Ofisin kapısından yeni çıkmıştım ve yüzümde aptal bir gülümseme benimle gelmişti. Neden gülümsediğimi bilmiyordum. Elimde evrak çantası tarzı bir çanta ve içinde bilumum ofis malzemeleri ile muhasebeye dahi uğramadan kapı dışında kalmıştım. Hayatımda faturaları ödemek dışında sorumluluğunu aldığım tek şeyden de kovulmuştum. Artık ay sonunu zor getirme ve kendinden ödün verme devri kapanmıştı. Çünkü işten ayrılınca zaten doğal olarak gün sonunu dahi getirememe problemi ile karşılaşıyorsun. Bunlar bahane değil elbette. O işten ayrılmak benim gibi işini sevmeyerek yapan milyonlarca kişinin yapmak için can attığı bir şeydi ve bunu başarmıştım.

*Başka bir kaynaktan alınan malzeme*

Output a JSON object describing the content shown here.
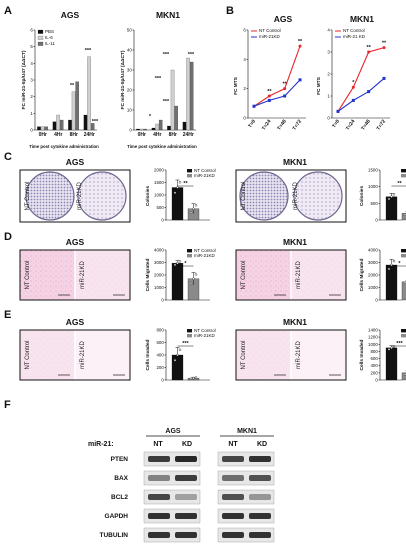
{
  "figure": {
    "panel_letters": [
      "A",
      "B",
      "C",
      "D",
      "E",
      "F"
    ],
    "cell_lines": [
      "AGS",
      "MKN1"
    ],
    "control_label": "NT Control",
    "kd_label": "miR-21KD",
    "kd_label_alt": "miR-21 KD",
    "panel_a_xlabel": "Time post cytokine administration",
    "panel_a_ylabel": "FC miR-21-5p/U47 (ΔΔCT)",
    "panel_b_ylabel": "FC MTS",
    "panel_c_ylabel": "Colonies",
    "panel_d_ylabel": "Cells Migrated",
    "panel_e_ylabel": "Cells Invaded",
    "western": {
      "row_label": "miR-21:",
      "lanes": [
        "NT",
        "KD",
        "NT",
        "KD"
      ],
      "proteins": [
        "PTEN",
        "BAX",
        "BCL2",
        "GAPDH",
        "TUBULIN"
      ]
    }
  },
  "colors": {
    "nt": "#e8262b",
    "kd": "#2233cc",
    "pbs": "#111111",
    "il6": "#cfcfcf",
    "il11": "#707070",
    "stain": "#f2c6dd",
    "plate": "#8f86b3"
  },
  "chart_data": [
    {
      "id": "A-AGS",
      "type": "bar",
      "title": "AGS",
      "categories": [
        "0Hr",
        "4Hr",
        "8Hr",
        "24Hr"
      ],
      "ylabel": "FC miR-21-5p/U47 (ΔΔCT)",
      "xlabel": "Time post cytokine administration",
      "ylim": [
        0,
        6
      ],
      "yticks": [
        0,
        1,
        2,
        3,
        4,
        5,
        6
      ],
      "legend": "top-left",
      "series": [
        {
          "name": "PBS",
          "values": [
            0.2,
            0.5,
            0.6,
            0.9
          ]
        },
        {
          "name": "IL-6",
          "values": [
            0.2,
            0.9,
            2.3,
            4.4
          ]
        },
        {
          "name": "IL-11",
          "values": [
            0.2,
            0.6,
            2.9,
            0.4
          ]
        }
      ],
      "annotations": [
        "**",
        "***",
        "***"
      ]
    },
    {
      "id": "A-MKN1",
      "type": "bar",
      "title": "MKN1",
      "categories": [
        "0Hr",
        "4Hr",
        "8Hr",
        "24Hr"
      ],
      "ylabel": "FC miR-21-5p/U47 (ΔΔCT)",
      "xlabel": "Time post cytokine administration",
      "ylim": [
        0,
        50
      ],
      "yticks": [
        0,
        10,
        20,
        30,
        40,
        50
      ],
      "series": [
        {
          "name": "PBS",
          "values": [
            0.5,
            1,
            2,
            4
          ]
        },
        {
          "name": "IL-6",
          "values": [
            0.5,
            3,
            30,
            36
          ]
        },
        {
          "name": "IL-11",
          "values": [
            0.5,
            5,
            12,
            34
          ]
        }
      ],
      "annotations": [
        "*",
        "***",
        "***",
        "***",
        "***"
      ]
    },
    {
      "id": "B-AGS",
      "type": "line",
      "title": "AGS",
      "x": [
        "T=0",
        "T=24",
        "T=48",
        "T=72"
      ],
      "ylabel": "FC MTS",
      "ylim": [
        0,
        6
      ],
      "yticks": [
        0,
        2,
        4,
        6
      ],
      "legend": "top-left",
      "series": [
        {
          "name": "NT Control",
          "values": [
            0.8,
            1.5,
            2.0,
            4.9
          ]
        },
        {
          "name": "miR-21KD",
          "values": [
            0.8,
            1.2,
            1.5,
            2.6
          ]
        }
      ],
      "annotations": [
        "**",
        "**",
        "**"
      ]
    },
    {
      "id": "B-MKN1",
      "type": "line",
      "title": "MKN1",
      "x": [
        "T=0",
        "T=24",
        "T=48",
        "T=72"
      ],
      "ylabel": "FC MTS",
      "ylim": [
        0,
        4
      ],
      "yticks": [
        0,
        1,
        2,
        3,
        4
      ],
      "legend": "top-left",
      "series": [
        {
          "name": "NT Control",
          "values": [
            0.3,
            1.4,
            3.0,
            3.2
          ]
        },
        {
          "name": "miR-21 KD",
          "values": [
            0.3,
            0.8,
            1.2,
            1.8
          ]
        }
      ],
      "annotations": [
        "*",
        "**",
        "**"
      ]
    },
    {
      "id": "C-AGS",
      "type": "bar",
      "ylabel": "Colonies",
      "categories": [
        "NT Control",
        "miR-21KD"
      ],
      "ylim": [
        0,
        2000
      ],
      "yticks": [
        0,
        500,
        1000,
        1500,
        2000
      ],
      "values": [
        1300,
        450
      ],
      "errors": [
        300,
        200
      ],
      "annotation": "**"
    },
    {
      "id": "C-MKN1",
      "type": "bar",
      "ylabel": "Colonies",
      "categories": [
        "NT Control",
        "miR-21KD"
      ],
      "ylim": [
        0,
        1500
      ],
      "yticks": [
        0,
        500,
        1000,
        1500
      ],
      "values": [
        700,
        200
      ],
      "errors": [
        100,
        60
      ],
      "annotation": "**"
    },
    {
      "id": "D-AGS",
      "type": "bar",
      "ylabel": "Cells Migrated",
      "categories": [
        "NT Control",
        "miR-21KD"
      ],
      "ylim": [
        0,
        4000
      ],
      "yticks": [
        0,
        1000,
        2000,
        3000,
        4000
      ],
      "values": [
        2950,
        1700
      ],
      "errors": [
        200,
        500
      ],
      "annotation": "*"
    },
    {
      "id": "D-MKN1",
      "type": "bar",
      "ylabel": "Cells Migrated",
      "categories": [
        "NT Control",
        "miR-21KD"
      ],
      "ylim": [
        0,
        4000
      ],
      "yticks": [
        0,
        1000,
        2000,
        3000,
        4000
      ],
      "values": [
        2800,
        1450
      ],
      "errors": [
        450,
        100
      ],
      "annotation": "*"
    },
    {
      "id": "E-AGS",
      "type": "bar",
      "ylabel": "Cells Invaded",
      "categories": [
        "NT Control",
        "miR-21KD"
      ],
      "ylim": [
        0,
        800
      ],
      "yticks": [
        0,
        200,
        400,
        600,
        800
      ],
      "values": [
        400,
        30
      ],
      "errors": [
        120,
        15
      ],
      "annotation": "***"
    },
    {
      "id": "E-MKN1",
      "type": "bar",
      "ylabel": "Cells Invaded",
      "categories": [
        "NT Control",
        "miR-21KD"
      ],
      "ylim": [
        0,
        1400
      ],
      "yticks": [
        0,
        200,
        400,
        600,
        800,
        1000,
        1200,
        1400
      ],
      "values": [
        900,
        200
      ],
      "errors": [
        60,
        60
      ],
      "annotation": "***"
    }
  ]
}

Aslında bir başarısızlık olarak görünen bu durum benim milyonlarca kişinin hayalini gerçekleştirdiğim noktasında eşsiz bir başarıydı.
Hayatımdaki insanlara bunu kabul ettirmeye çalışmak veya durumu anlatmak çabasında değildim. Sevgilim muhtemelen ayrılacaktı benden. Beyaz yakayı bir türlü benimseyemeyip Ege’de küçük bir kafe açma fikrinden de uzaktım. Zaten bence bu kafe açma fikri başlı başına bir hezeyan. Aklımda bir turnusol testi vardı. Bunu uygulamak için de güzel bir fırsat geçmişti elime. Ofisin kapısına döndüm ve “Eyyyy ofis, sen kimsin ya? Benim kafamda milyonlarca saçma fikir destekçim var. Sen kim oluyorsun da benim kıymetli zamanımı çalıyorsun?”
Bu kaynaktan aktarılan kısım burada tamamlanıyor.